The British Society for Nanomedicine (http://www.britishsocietynanomedicine.org/) is a registered charity (charity number 1151497) that was established in 2012 with the aim of bringing people from different backgrounds together to move the nanomedicine field forward. Since then, feedback from many of the members of the society has been that there is often difficulty and inconsistency in the peer review system for existing nanomedicine journals. At the heart of this issue is that many investigators often feel that their predominantly materials-based manuscripts have been unfairly critiqued by life science reviewers or vice versa. It is on this basis that the Society has elected to create the Journal of Interdisciplinary Nanomedicine in collaboration with Wiley. The Journal of Interdisciplinary Nanomedicine (JOIN) is an international, peer-reviewed academic journal that aims to provide a forum for dissemination of truly interdisciplinary nanomedicine research. The journal contains evidence-based research outputs with high-level contributions from at least two sciences, and is unique in its provision of peer-review by reviewers from multiple disciplines tasked to focus only on their specialist areas. Moreover, authors are requested during submission to indicate the primary and secondary discipline of their manuscript and the paper will be accordingly assigned two editors to facilitate an editorial process that effectively accounts for interdisciplinarity. Multiple first and/or corresponding author status is encouraged so as to provide transparency and acknowledgment for contribution to interdisciplinary work. The Journal embraces submissions from all relevant fields as applied to early stage scientific developments and studies aimed at the progression of nanomedicines towards the clinic, which include physical science, life science, clinical science, intellectual property, regulatory issues and policy considerations.
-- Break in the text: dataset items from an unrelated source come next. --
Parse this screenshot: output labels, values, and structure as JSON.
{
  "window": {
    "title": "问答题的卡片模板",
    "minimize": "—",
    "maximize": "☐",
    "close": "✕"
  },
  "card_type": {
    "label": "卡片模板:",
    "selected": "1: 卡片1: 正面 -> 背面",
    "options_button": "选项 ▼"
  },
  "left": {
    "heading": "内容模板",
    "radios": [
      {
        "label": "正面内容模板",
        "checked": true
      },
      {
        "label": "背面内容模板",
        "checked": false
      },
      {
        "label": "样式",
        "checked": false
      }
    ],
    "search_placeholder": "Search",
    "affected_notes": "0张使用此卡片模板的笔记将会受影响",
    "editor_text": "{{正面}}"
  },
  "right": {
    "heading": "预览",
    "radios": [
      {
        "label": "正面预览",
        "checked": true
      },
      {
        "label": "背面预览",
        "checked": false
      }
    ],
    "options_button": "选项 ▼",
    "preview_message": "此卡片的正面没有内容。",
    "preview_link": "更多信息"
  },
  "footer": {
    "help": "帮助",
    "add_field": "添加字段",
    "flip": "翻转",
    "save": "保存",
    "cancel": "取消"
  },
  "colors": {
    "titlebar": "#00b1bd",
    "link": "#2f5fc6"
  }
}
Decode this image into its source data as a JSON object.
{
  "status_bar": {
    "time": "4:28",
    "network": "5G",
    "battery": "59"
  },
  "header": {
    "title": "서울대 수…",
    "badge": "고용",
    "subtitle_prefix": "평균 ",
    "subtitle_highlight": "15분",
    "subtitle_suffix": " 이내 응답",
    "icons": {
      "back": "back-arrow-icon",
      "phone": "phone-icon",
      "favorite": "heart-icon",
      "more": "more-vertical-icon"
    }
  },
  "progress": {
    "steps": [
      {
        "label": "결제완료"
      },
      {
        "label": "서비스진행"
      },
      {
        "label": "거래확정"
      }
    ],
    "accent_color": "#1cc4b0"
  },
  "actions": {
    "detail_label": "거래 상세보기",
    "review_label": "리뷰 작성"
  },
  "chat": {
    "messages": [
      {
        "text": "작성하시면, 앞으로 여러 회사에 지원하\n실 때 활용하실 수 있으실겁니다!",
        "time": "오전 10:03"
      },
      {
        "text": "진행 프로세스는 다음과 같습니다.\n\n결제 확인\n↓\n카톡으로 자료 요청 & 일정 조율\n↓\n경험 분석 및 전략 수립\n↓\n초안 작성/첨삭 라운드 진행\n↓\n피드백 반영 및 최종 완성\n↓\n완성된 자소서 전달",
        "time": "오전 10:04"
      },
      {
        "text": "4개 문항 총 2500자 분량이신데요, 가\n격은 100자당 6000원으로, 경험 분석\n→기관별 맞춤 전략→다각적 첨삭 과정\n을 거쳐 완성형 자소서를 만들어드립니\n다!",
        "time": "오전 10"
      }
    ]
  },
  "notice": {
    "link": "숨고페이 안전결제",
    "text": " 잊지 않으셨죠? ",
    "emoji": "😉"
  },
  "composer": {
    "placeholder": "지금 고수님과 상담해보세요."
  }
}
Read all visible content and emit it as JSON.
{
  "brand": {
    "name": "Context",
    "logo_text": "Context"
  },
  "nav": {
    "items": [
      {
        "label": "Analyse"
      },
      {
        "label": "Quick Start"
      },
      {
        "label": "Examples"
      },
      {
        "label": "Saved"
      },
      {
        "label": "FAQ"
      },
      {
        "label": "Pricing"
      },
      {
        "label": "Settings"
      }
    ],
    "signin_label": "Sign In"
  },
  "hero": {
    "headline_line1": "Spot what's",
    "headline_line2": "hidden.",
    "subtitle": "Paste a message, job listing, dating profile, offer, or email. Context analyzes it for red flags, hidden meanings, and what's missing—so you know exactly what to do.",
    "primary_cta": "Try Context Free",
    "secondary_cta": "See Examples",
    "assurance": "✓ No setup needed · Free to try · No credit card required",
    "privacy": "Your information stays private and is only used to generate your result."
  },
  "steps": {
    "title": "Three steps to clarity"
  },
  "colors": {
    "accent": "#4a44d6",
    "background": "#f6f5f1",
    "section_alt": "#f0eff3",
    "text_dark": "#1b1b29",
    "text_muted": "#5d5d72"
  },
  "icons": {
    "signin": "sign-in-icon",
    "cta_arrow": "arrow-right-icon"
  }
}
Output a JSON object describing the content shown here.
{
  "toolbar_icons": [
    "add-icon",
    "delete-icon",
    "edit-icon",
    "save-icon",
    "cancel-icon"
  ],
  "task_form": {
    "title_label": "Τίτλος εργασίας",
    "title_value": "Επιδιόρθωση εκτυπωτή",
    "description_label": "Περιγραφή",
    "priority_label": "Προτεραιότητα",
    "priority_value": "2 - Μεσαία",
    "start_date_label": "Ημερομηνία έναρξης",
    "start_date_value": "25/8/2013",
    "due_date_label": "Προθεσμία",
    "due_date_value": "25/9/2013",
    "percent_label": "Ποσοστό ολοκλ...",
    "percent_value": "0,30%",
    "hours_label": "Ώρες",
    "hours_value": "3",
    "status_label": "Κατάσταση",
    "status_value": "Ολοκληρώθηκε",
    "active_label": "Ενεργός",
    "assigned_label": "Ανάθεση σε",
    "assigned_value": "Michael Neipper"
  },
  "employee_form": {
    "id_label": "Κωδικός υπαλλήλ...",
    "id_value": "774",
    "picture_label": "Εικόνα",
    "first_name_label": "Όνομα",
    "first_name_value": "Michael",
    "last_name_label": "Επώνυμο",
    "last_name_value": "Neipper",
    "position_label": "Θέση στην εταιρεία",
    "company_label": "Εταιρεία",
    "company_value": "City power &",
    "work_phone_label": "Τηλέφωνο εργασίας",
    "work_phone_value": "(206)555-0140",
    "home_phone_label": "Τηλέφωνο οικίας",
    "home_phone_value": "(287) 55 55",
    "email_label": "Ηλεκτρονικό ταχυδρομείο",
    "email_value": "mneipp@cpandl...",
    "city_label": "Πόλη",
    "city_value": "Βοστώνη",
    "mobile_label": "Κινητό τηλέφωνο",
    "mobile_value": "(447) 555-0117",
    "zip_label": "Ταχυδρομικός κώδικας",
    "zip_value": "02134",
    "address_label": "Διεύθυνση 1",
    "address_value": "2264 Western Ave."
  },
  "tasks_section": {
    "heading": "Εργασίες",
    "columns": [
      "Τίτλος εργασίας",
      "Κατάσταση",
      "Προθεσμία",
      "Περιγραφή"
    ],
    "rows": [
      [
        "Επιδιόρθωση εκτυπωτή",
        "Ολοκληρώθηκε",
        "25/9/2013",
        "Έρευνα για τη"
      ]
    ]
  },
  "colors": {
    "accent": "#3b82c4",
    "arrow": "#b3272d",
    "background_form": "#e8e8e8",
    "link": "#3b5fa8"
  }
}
JOIN contains original research papers, editorials, review articles, technical notes, and letters to the editor about matters that may benefit the wider readership. Advances that are progressing to application through consolidation of multiple areas of expertise are especially encouraged. Core areas of particular interest include diagnostics, pharmacology, pharmaceutics, toxicology, clinical outcomes, new materials, drug delivery, targeted delivery, electronics and engineering.